Partial writes to a chunk may be lost if these rules are not respected.
Store a Chunk Subset
#![allow(unused)]
fn main() {
extern crate zarrs;
use zarrs::array::{Array, ArrayBuilder, DataType};
use zarrs::array_subset::ArraySubset;
let store = std::sync::Arc::new(zarrs::storage::store::MemoryStore::new());
let array = ArrayBuilder::new(vec![16, 8], vec![4, 4], DataType::Float32, 0.0f32)
.build(store.clone(), "/array")?;
array.store_chunk_subset_elements::<f32>(
// chunk indices
&[3, 1],
// subset within chunk
&ArraySubset::new_with_ranges(&[1..2, 0..4]),
// subset elements
&[-4.0; 4],
)?;
Ok::<_, Box<dyn std::error::Error>>(())
}
Store an Array Subset
#![allow(unused)]
fn main() {
extern crate zarrs;
use zarrs::array::{Array, ArrayBuilder, DataType};
use zarrs::array_subset::ArraySubset;
let store = std::sync::Arc::new(zarrs::storage::store::MemoryStore::new());
let array = ArrayBuilder::new(vec![8, 8], vec![4, 4], DataType::Float32, 0.0f32)
.build(store.clone(), "/array")?;
array.store_array_subset_elements::<f32>(
&ArraySubset::new_with_ranges(&[0..8, 6..7]),
&[123.0; 8],
)?;
Ok::<_, Box<dyn std::error::Error>>(())
}
Partial Encoding with the Sharding Codec
In zarrs, the sharding_indexed codec is the only codec that supports real partial encoding if the Experimental Partial Encoding option is enabled.
If disabled (default), chunks are always fully decoded and updated before being stored.
To enable partial encoding:
#![allow(unused)]
fn main() {
extern crate zarrs;
use zarrs::array::codec::CodecOptions;
// Set experimental_partial_encoding to true by default
zarrs::config::global_config_mut().set_experimental_partial_encoding(true);
// Manually set experimental_partial_encoding to true for an operation
let mut options = CodecOptions::default();
options.set_experimental_partial_encoding(true);
}
Warning
The asynchronous API does not yet support partial encoding.

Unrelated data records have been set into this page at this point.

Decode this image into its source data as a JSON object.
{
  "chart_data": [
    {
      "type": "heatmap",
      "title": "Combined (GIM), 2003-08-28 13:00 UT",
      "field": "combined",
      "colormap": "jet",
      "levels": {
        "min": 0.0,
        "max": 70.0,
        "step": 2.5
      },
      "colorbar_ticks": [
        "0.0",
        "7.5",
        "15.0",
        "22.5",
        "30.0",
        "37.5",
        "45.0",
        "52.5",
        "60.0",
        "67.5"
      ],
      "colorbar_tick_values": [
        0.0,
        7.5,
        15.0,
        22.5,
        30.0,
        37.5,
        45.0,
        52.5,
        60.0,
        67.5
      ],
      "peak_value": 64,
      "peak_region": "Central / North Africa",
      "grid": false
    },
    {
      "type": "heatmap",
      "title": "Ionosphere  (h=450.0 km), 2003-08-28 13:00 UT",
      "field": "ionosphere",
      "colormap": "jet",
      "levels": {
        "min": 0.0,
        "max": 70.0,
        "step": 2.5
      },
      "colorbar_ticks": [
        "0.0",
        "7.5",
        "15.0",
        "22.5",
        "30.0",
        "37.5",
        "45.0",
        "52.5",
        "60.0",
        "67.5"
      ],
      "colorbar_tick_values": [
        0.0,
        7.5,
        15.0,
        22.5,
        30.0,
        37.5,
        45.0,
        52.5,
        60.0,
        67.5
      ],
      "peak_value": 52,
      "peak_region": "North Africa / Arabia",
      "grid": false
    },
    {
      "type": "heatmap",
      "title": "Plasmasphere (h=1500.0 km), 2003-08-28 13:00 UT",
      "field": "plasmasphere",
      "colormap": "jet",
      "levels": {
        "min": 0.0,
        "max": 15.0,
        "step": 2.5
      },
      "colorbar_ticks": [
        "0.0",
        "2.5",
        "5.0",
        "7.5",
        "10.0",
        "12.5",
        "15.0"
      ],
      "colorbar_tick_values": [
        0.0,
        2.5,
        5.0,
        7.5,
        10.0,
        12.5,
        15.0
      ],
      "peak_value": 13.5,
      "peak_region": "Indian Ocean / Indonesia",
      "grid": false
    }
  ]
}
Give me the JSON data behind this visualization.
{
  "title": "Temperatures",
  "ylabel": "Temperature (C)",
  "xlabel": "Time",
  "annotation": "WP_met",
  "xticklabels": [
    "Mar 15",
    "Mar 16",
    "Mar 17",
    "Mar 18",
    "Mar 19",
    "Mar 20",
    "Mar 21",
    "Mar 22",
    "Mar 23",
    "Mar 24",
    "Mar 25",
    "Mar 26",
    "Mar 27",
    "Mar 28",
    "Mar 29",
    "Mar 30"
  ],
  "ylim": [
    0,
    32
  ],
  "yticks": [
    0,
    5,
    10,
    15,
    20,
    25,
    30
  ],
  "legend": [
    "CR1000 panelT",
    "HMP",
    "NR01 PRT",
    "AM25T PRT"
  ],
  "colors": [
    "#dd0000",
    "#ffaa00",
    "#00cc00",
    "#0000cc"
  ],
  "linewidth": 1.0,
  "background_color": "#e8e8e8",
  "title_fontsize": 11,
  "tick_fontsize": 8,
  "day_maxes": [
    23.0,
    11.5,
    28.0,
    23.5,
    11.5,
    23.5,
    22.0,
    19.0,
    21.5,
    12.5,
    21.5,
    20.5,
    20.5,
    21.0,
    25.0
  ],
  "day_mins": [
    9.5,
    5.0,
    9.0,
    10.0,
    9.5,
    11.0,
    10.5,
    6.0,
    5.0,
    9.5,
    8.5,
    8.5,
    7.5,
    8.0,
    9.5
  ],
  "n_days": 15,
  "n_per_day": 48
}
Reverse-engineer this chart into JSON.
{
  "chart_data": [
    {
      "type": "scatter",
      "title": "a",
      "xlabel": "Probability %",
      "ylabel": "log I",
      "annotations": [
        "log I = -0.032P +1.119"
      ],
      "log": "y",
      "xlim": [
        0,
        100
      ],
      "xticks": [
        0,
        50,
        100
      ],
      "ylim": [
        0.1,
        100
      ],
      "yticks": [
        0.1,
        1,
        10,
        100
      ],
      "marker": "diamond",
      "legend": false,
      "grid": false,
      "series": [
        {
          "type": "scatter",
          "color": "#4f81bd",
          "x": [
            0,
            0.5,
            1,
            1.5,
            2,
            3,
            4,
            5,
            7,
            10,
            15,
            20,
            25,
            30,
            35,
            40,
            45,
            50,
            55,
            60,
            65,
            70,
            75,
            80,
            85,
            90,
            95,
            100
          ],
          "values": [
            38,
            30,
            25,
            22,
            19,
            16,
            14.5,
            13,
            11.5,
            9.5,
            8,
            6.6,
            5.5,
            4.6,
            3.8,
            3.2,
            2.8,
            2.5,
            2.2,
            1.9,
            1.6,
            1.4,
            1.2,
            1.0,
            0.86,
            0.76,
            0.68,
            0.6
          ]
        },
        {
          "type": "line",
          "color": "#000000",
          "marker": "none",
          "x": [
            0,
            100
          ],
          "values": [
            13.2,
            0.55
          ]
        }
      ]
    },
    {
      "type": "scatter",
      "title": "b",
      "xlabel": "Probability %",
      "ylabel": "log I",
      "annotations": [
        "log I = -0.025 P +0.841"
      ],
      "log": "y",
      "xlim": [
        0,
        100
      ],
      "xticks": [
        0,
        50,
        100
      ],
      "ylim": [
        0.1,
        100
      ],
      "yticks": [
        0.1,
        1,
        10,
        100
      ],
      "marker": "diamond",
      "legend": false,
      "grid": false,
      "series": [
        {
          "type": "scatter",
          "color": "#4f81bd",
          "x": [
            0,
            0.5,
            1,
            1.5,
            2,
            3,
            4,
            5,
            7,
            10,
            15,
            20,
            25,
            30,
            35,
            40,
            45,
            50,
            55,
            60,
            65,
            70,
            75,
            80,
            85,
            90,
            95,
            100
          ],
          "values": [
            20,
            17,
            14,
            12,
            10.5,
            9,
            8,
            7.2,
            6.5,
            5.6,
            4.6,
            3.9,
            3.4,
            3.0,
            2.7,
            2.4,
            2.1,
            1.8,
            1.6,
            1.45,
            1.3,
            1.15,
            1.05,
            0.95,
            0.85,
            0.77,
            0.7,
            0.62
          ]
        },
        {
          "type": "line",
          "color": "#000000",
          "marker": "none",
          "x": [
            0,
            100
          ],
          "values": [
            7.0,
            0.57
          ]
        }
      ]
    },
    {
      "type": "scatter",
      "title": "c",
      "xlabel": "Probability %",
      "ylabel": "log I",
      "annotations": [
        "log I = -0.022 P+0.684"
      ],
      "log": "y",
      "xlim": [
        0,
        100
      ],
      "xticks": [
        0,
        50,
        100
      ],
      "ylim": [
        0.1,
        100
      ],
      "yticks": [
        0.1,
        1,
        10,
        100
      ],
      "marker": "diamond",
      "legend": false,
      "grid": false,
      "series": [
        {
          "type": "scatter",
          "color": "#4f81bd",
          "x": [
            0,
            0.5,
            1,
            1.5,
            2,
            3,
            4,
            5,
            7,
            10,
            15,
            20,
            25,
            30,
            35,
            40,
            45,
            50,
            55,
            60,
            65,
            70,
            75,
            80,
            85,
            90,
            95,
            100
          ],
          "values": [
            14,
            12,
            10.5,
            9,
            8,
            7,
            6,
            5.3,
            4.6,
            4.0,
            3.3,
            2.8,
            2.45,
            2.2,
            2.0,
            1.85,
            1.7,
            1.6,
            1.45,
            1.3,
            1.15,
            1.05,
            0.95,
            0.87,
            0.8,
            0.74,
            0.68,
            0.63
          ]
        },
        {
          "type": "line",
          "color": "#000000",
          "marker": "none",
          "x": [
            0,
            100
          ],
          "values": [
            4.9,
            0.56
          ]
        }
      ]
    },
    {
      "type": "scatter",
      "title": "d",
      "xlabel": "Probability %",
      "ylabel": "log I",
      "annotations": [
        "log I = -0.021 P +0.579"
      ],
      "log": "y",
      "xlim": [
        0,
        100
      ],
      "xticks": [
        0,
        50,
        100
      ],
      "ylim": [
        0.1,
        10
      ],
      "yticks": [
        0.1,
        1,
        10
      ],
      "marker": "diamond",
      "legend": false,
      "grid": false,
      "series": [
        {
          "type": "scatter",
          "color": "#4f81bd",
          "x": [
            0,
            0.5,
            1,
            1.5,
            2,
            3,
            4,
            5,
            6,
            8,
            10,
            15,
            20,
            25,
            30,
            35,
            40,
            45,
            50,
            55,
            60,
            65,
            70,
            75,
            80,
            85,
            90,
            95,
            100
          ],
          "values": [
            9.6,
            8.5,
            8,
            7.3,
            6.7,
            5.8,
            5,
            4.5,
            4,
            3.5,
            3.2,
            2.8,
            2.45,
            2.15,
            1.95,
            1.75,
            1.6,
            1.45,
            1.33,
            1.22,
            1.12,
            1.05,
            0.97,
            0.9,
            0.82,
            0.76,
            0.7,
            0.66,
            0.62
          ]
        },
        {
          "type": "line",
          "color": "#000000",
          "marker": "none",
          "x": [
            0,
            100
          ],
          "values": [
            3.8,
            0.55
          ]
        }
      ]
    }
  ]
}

This enables Array::store_array_subset, Array::store_chunk_subset, Array::partial_encoder, and variants to use partial encoding for sharded arrays.
Inner chunks can be written in an append-only fashion without reading previously written inner chunks (if their elements do not require updating).
Warning
Since partial encoding is append-only for sharded arrays, updating a chunk does not remove the originally encoded data. Make sure to align writes to the inner chunks, otherwise your shards will be much larger than they should be.